No one is disrupting banks – at least not the big ones
Why big banks are hard to “disrupt”
- Regulation is repeatedly described as the main moat: banking licenses, capital ratios, AML/KYC, and supervisory regimes make entry costly and slow.
- Big banks often want heavy regulation because it locks in incumbents and makes new competitors uneconomical.
- Some argue that in practice disruption is often just “regulatory arbitrage” or skirting rules until regulators catch up.
- Attempts to get direct Fed “master accounts” (e.g., Reserve Trust, Custodia) faced strong resistance and, in one cited case, revocation.
How money and credit actually work
- Several comments stress that all banks create credit “out of thin air” via lending, constrained by capital and liquidity rules.
- Others note that anyone can create credit (IOUs, trade receivables); what banks have is a special legal/regulatory backstop when they misprice risk.
- There’s debate over how “magical” this is: some see it as an accounting trick that yields interest on created credit; others emphasize system-wide balance and interbank settlement via central banks.
Fintech and neobanks: real but limited disruption
- In consumer retail, neobanks (Monzo, Starling, Revolut, Nubank, etc.) are credited with better apps, instant notifications, fee pressure, and forcing incumbents to improve UX.
- Yet core deposit and lending power, especially at scale and in mortgages, remains with large incumbent banks.
- Some see better savings rates (HYSAs, brokerage cash accounts) and app interfaces as incremental competition, not structural disruption.
Crypto and alternative currencies
- Strong disagreement: some claim crypto was suppressed because it threatened banks; others say crypto has never been a credible threat and mostly fuels speculation, scams, and some criminal use.
- Long subthread on value: fiat vs crypto vs gold/diamonds; many note all money rests on shared belief, but government fiat is anchored by tax obligations and legal enforceability.
- Skeptics highlight volatility, lack of real-world use, and regulatory risk; boosters point to censorship resistance and global, low-friction transfers.
Payments, UX, and “what needs disrupting”
- Many users say they’re satisfied: banks safely hold money and enable payments; most people lack enough savings for rate differences to matter.
- Others are frustrated by slow interbank transfers, check holds, business-hour cutoffs, opaque transaction data, and poor tooling for detecting and cancelling fraud or subscriptions.
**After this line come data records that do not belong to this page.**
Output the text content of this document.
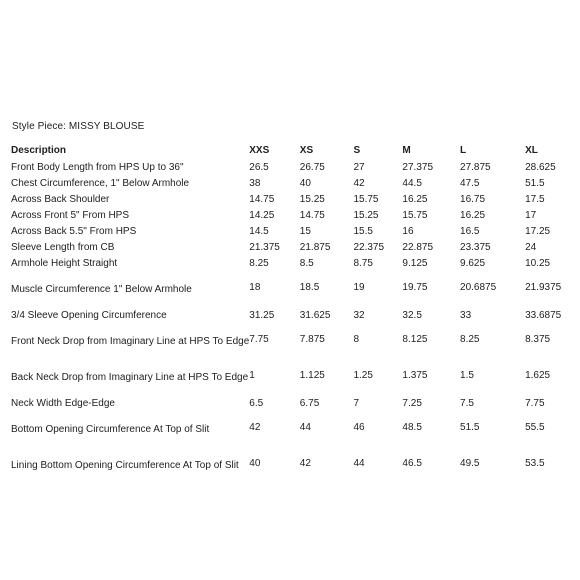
Style Piece: MISSY BLOUSE
Description	XXS	XS	S	M	L	XL
Front Body Length from HPS Up to 36"	26.5	26.75	27	27.375	27.875	28.625
Chest Circumference, 1" Below Armhole	38	40	42	44.5	47.5	51.5
Across Back Shoulder	14.75	15.25	15.75	16.25	16.75	17.5
Across Front 5" From HPS	14.25	14.75	15.25	15.75	16.25	17
Across Back 5.5" From HPS	14.5	15	15.5	16	16.5	17.25
Sleeve Length from CB	21.375	21.875	22.375	22.875	23.375	24
Armhole Height Straight	8.25	8.5	8.75	9.125	9.625	10.25
Muscle Circumference 1" Below Armhole	18	18.5	19	19.75	20.6875	21.9375
3/4 Sleeve Opening Circumference	31.25	31.625	32	32.5	33	33.6875
Front Neck Drop from Imaginary Line at HPS To Edge	7.75	7.875	8	8.125	8.25	8.375
Back Neck Drop from Imaginary Line at HPS To Edge	1	1.125	1.25	1.375	1.5	1.625
Neck Width Edge-Edge	6.5	6.75	7	7.25	7.5	7.75
Bottom Opening Circumference At Top of Slit	42	44	46	48.5	51.5	55.5
Lining Bottom Opening Circumference At Top of Slit	40	42	44	46.5	49.5	53.5
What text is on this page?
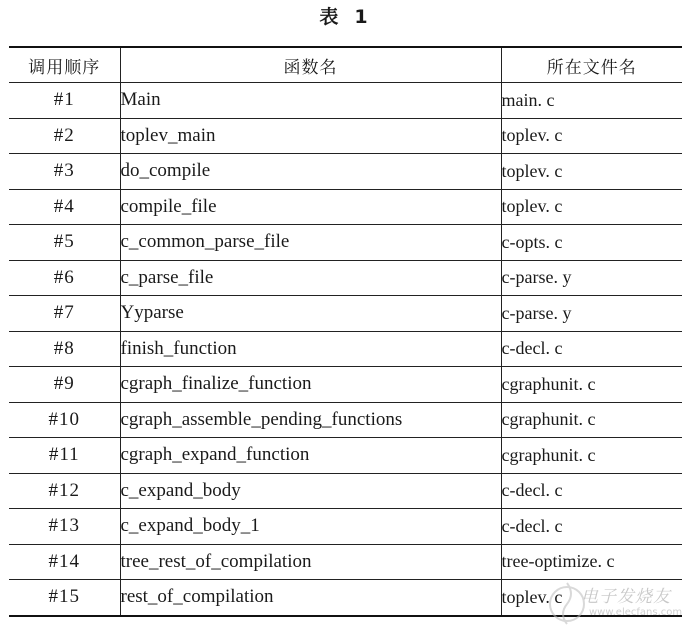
表 1
调用顺序	函数名	所在文件名
#1	Main	main. c
#2	toplev_main	toplev. c
#3	do_compile	toplev. c
#4	compile_file	toplev. c
#5	c_common_parse_file	c-opts. c
#6	c_parse_file	c-parse. y
#7	Yyparse	c-parse. y
#8	finish_function	c-decl. c
#9	cgraph_finalize_function	cgraphunit. c
#10	cgraph_assemble_pending_functions	cgraphunit. c
#11	cgraph_expand_function	cgraphunit. c
#12	c_expand_body	c-decl. c
#13	c_expand_body_1	c-decl. c
#14	tree_rest_of_compilation	tree-optimize. c
#15	rest_of_compilation	toplev. c 电子发烧友
www.elecfans.com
- Instant payment systems elsewhere (EU SEPA instant, India UPI, FedNow plans) are contrasted with slower US ACH and card rails; card networks’ fees are widely viewed as a separate, under-addressed oligopoly.
Global and sectoral angles
- Examples of more meaningful change:
- Mobile money and wallets (e.g., M-Pesa, WeChat Pay, AliPay, Brazilian neobanks) reaching unbanked or leapfrogging cards.
- India’s public payment infrastructure and regulatory “sandboxes” enabling new models.
- Private credit and securitization shifting large chunks of corporate and real-estate lending off bank balance sheets (disruption on the “fin” more than the “tech” side).
Trust, safety, and failures
- Recent collapses (SVB, Synapse/BaaS issues, various crypto blow-ups, meme coins) make commenters wary of entrusting core savings to fintechs or crypto platforms.
- Many explicitly say they want their bank to be boring, stable, and un-“disrupted,” and will only use fintech for small balances or specific conveniences.